Een nieuwe organo-ijzerkatalysator vervangt ‘gewone’ waterstof in kandidaatgeneesmiddelen door tritium op plekken waar dat eerder niet kon. Zo kun je beter volgen wat het metabolisme doet met zo’n medicijn, schrijven Princeton-onderzoekers in Nature.

Dat tritium, een proton met twee neutronen, gedraagt zich chemisch (vrijwel) hetzelfde als waterstof. Maar het komt in de natuur vrijwel niet voor en het is radioactief, dus zeer gemakkelijk aan te tonen. Vandaar dat tijdens preklinisch onderzoek (dus in proefdieren) vaak getritieerde medicijnen worden toegediend, om te zien in welke afbraakproducten dat tritium weer opduikt.
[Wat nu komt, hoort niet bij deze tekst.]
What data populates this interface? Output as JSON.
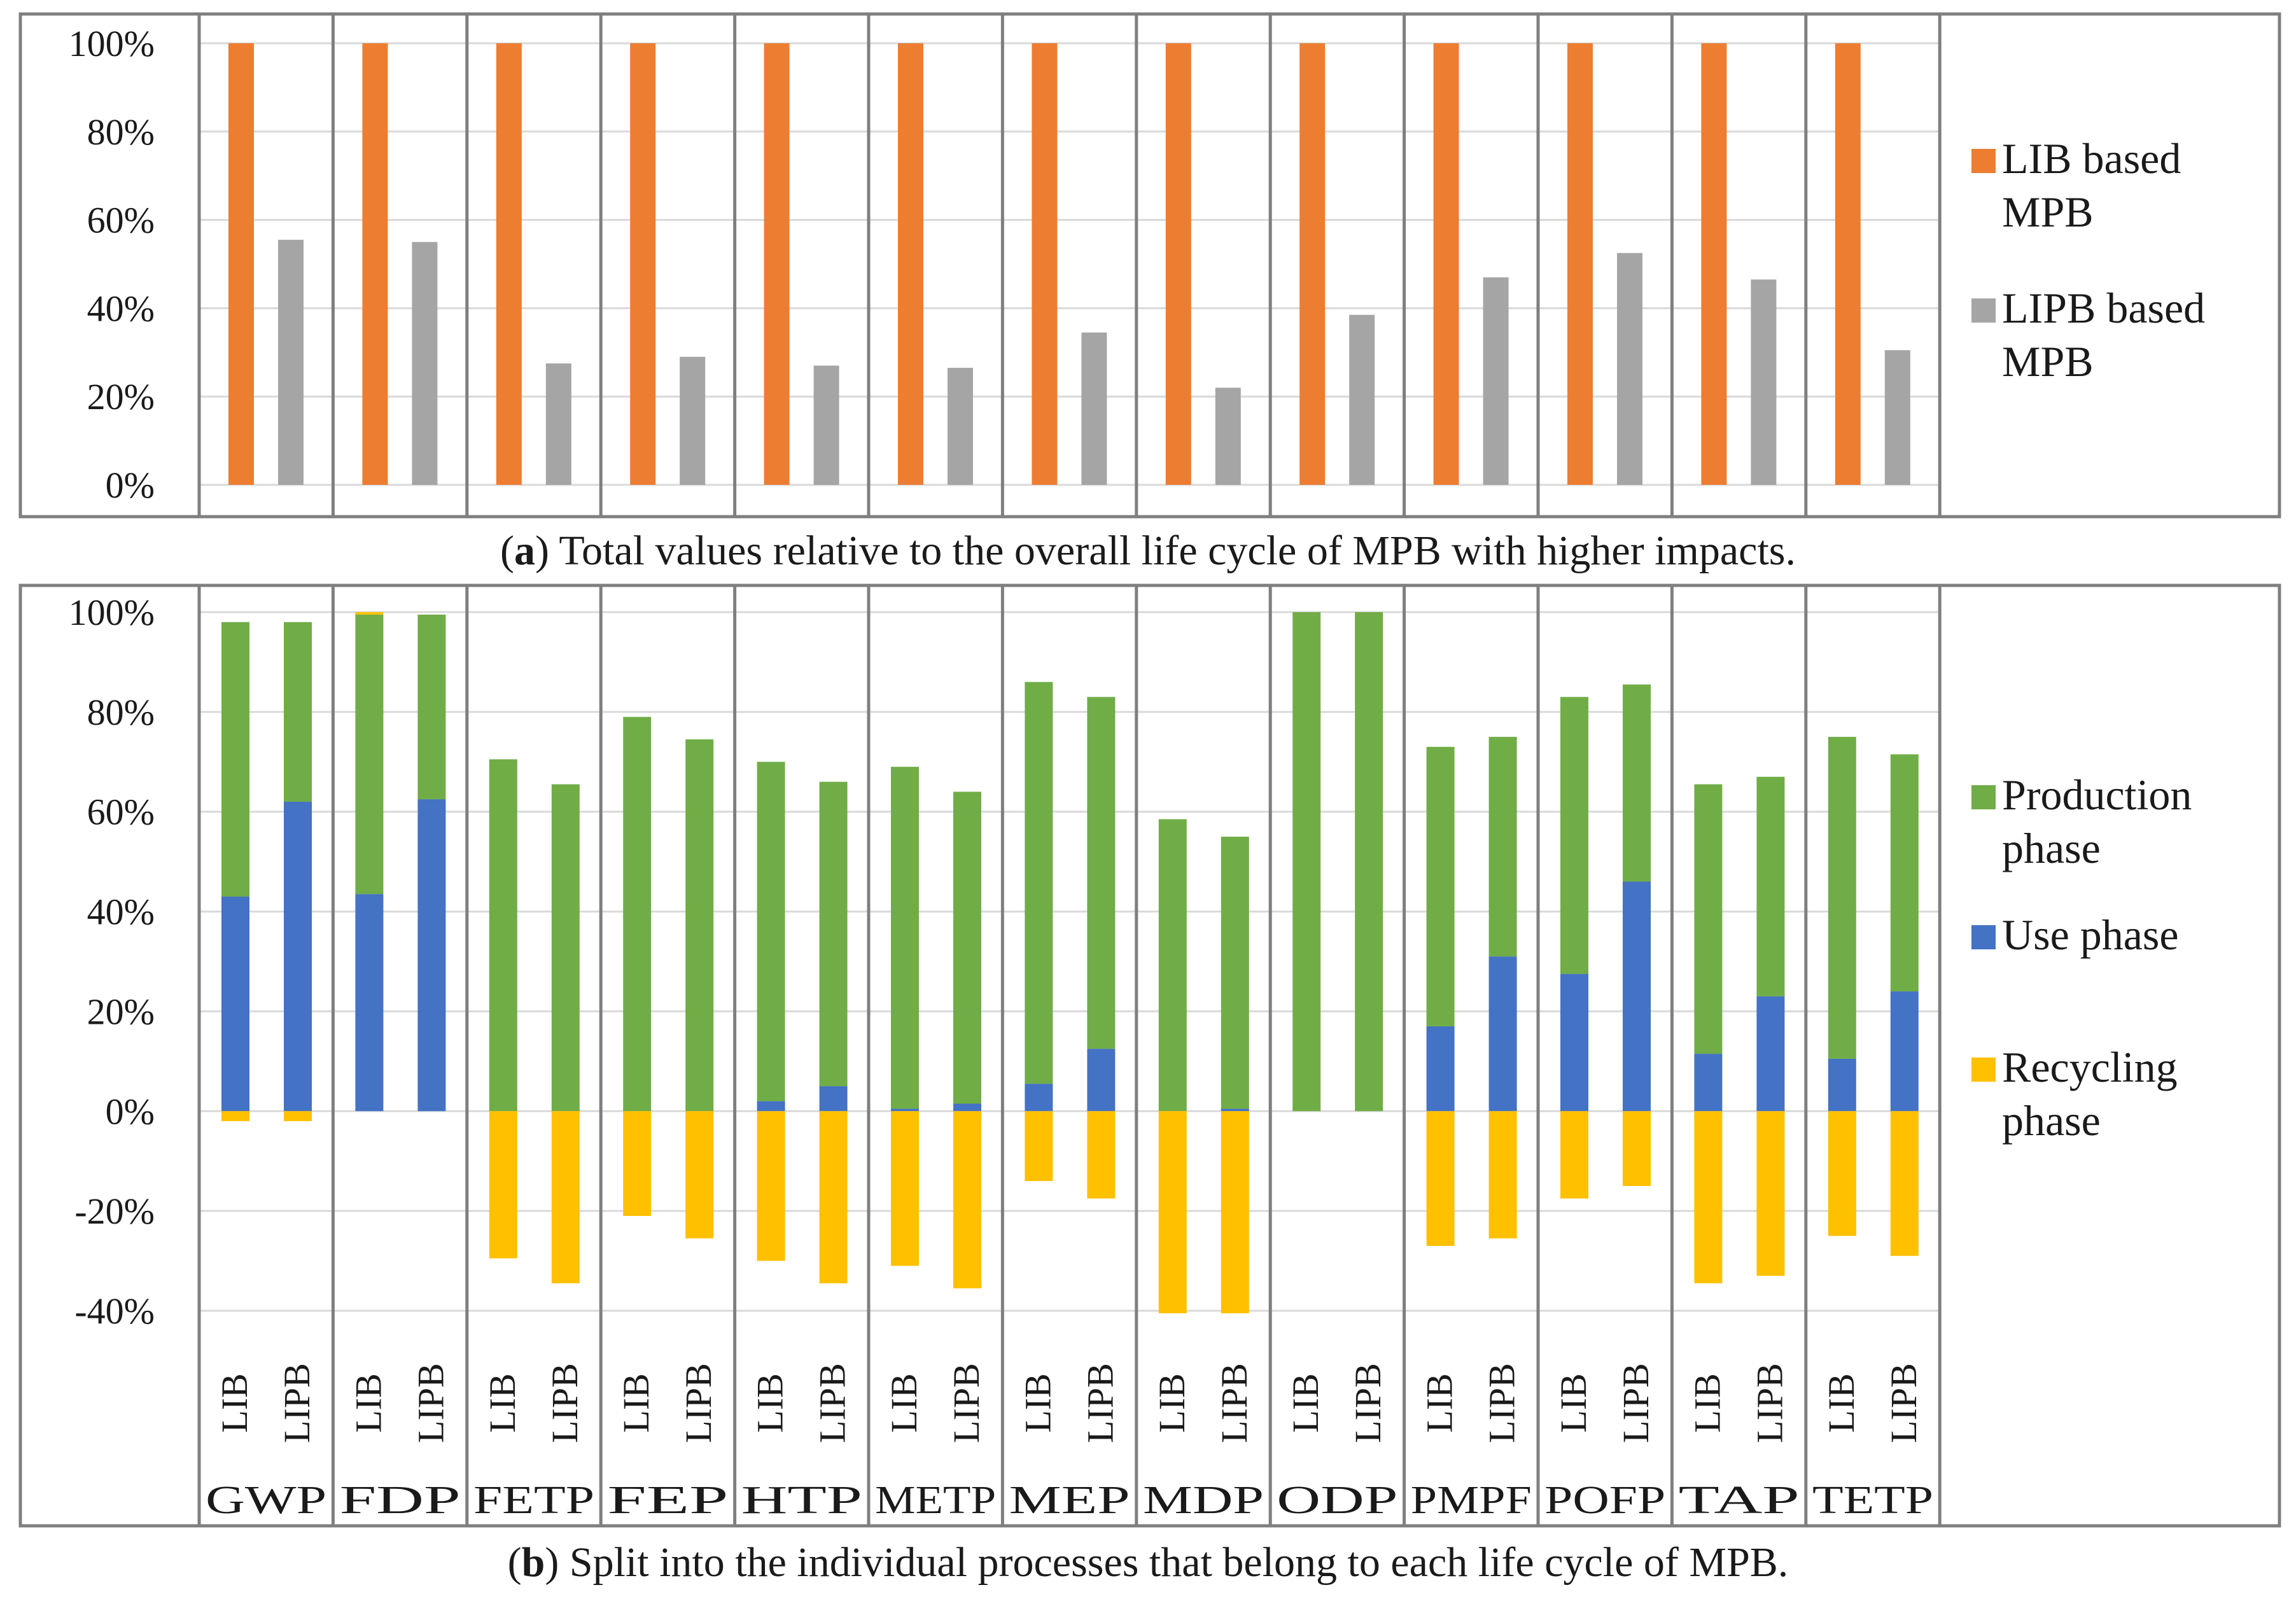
{
  "chart_data": [
    {
      "type": "bar",
      "panel": "a",
      "caption": {
        "letter": "a",
        "text": "Total values relative to the overall life cycle of MPB with higher impacts."
      },
      "categories": [
        "GWP",
        "FDP",
        "FETP",
        "FEP",
        "HTP",
        "METP",
        "MEP",
        "MDP",
        "ODP",
        "PMPF",
        "POFP",
        "TAP",
        "TETP"
      ],
      "series": [
        {
          "name": "LIB based MPB",
          "legend_lines": [
            "LIB based",
            "MPB"
          ],
          "color": "#ED7D31",
          "values": [
            100,
            100,
            100,
            100,
            100,
            100,
            100,
            100,
            100,
            100,
            100,
            100,
            100
          ]
        },
        {
          "name": "LIPB based MPB",
          "legend_lines": [
            "LIPB based",
            "MPB"
          ],
          "color": "#A5A5A5",
          "values": [
            55.5,
            55,
            27.5,
            29,
            27,
            26.5,
            34.5,
            22,
            38.5,
            47,
            52.5,
            46.5,
            30.5
          ]
        }
      ],
      "ylim": [
        0,
        100
      ],
      "yticks": [
        0,
        20,
        40,
        60,
        80,
        100
      ],
      "ytick_labels": [
        "0%",
        "20%",
        "40%",
        "60%",
        "80%",
        "100%"
      ],
      "grid": true,
      "legend_position": "right"
    },
    {
      "type": "bar",
      "stacked": true,
      "panel": "b",
      "caption": {
        "letter": "b",
        "text": "Split into the individual processes that belong to each life cycle of MPB."
      },
      "categories": [
        "GWP",
        "FDP",
        "FETP",
        "FEP",
        "HTP",
        "METP",
        "MEP",
        "MDP",
        "ODP",
        "PMPF",
        "POFP",
        "TAP",
        "TETP"
      ],
      "sub_categories": [
        "LIB",
        "LIPB"
      ],
      "series": [
        {
          "name": "Production phase",
          "legend_lines": [
            "Production",
            "phase"
          ],
          "color": "#70AD47",
          "values": [
            [
              55,
              36
            ],
            [
              56,
              37
            ],
            [
              70.5,
              65.5
            ],
            [
              79,
              74.5
            ],
            [
              68,
              61
            ],
            [
              68.5,
              62.5
            ],
            [
              80.5,
              70.5
            ],
            [
              58.5,
              54.5
            ],
            [
              100,
              100
            ],
            [
              56,
              44
            ],
            [
              55.5,
              39.5
            ],
            [
              54,
              44
            ],
            [
              64.5,
              47.5
            ]
          ]
        },
        {
          "name": "Use phase",
          "legend_lines": [
            "Use phase"
          ],
          "color": "#4472C4",
          "values": [
            [
              43,
              62
            ],
            [
              43.5,
              62.5
            ],
            [
              0,
              0
            ],
            [
              0,
              0
            ],
            [
              2,
              5
            ],
            [
              0.5,
              1.5
            ],
            [
              5.5,
              12.5
            ],
            [
              0,
              0.5
            ],
            [
              0,
              0
            ],
            [
              17,
              31
            ],
            [
              27.5,
              46
            ],
            [
              11.5,
              23
            ],
            [
              10.5,
              24
            ]
          ]
        },
        {
          "name": "Recycling phase",
          "legend_lines": [
            "Recycling",
            "phase"
          ],
          "color": "#FFC000",
          "values": [
            [
              -2,
              -2
            ],
            [
              0.5,
              0
            ],
            [
              -29.5,
              -34.5
            ],
            [
              -21,
              -25.5
            ],
            [
              -30,
              -34.5
            ],
            [
              -31,
              -35.5
            ],
            [
              -14,
              -17.5
            ],
            [
              -40.5,
              -40.5
            ],
            [
              0,
              0
            ],
            [
              -27,
              -25.5
            ],
            [
              -17.5,
              -15
            ],
            [
              -34.5,
              -33
            ],
            [
              -25,
              -29
            ]
          ]
        }
      ],
      "ylim": [
        -40,
        100
      ],
      "yticks": [
        -40,
        -20,
        0,
        20,
        40,
        60,
        80,
        100
      ],
      "ytick_labels": [
        "-40%",
        "-20%",
        "0%",
        "20%",
        "40%",
        "60%",
        "80%",
        "100%"
      ],
      "grid": true,
      "legend_position": "right"
    }
  ]
}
De nieuwe katalysator van Paul Chirik en collega’s wordt omschreven als een bis(arylimidazol-2-ylideen)pyridine-ijzer-bis(distikstof)-complex. Eerder was al gebleken dat het zeer actief is bij het hydrogeneren van alkenen. En in combinatie met tritiumgas (3H2) blijkt het ook in staat om waterstofkernen aan een aromaatring te verruilen voor tritiumkernen.

De selectiviteit schuilt daarbij geheel in sterische hindering. Het ijzer zit verstopt in zijn organische ligand en kan daardoor alleen maar bij aromaatringen komen die enigszins naar buiten steken. Zelfs dan kan het alleen waterstof uitwisselen op de para- en meta-locaties, dus zo ver mogelijk bij de rest van het medicijn vandaan.

Daarin schuilt tevens de belangrijkste waarde van de nieuwe kat. Om geneesmiddelen te tritiëren gebruikt met tot nu toe meestal een iridiumverbinding die bekend staat als de Crabtree-katalysator. Dat is voor de reactiviteit juist afhankelijk van de rest van het medicijn en ‘pakt’ dan ook bij voorkeur de waterstof die daar het dichtste bij zit, dus op de ortho-locaties vlak náást de rest van het medicijn.

Dat ijzer ook nog veel goedkoper is dan iridium, is gezien de geringe benodigde hoeveelheden wat minder interessant.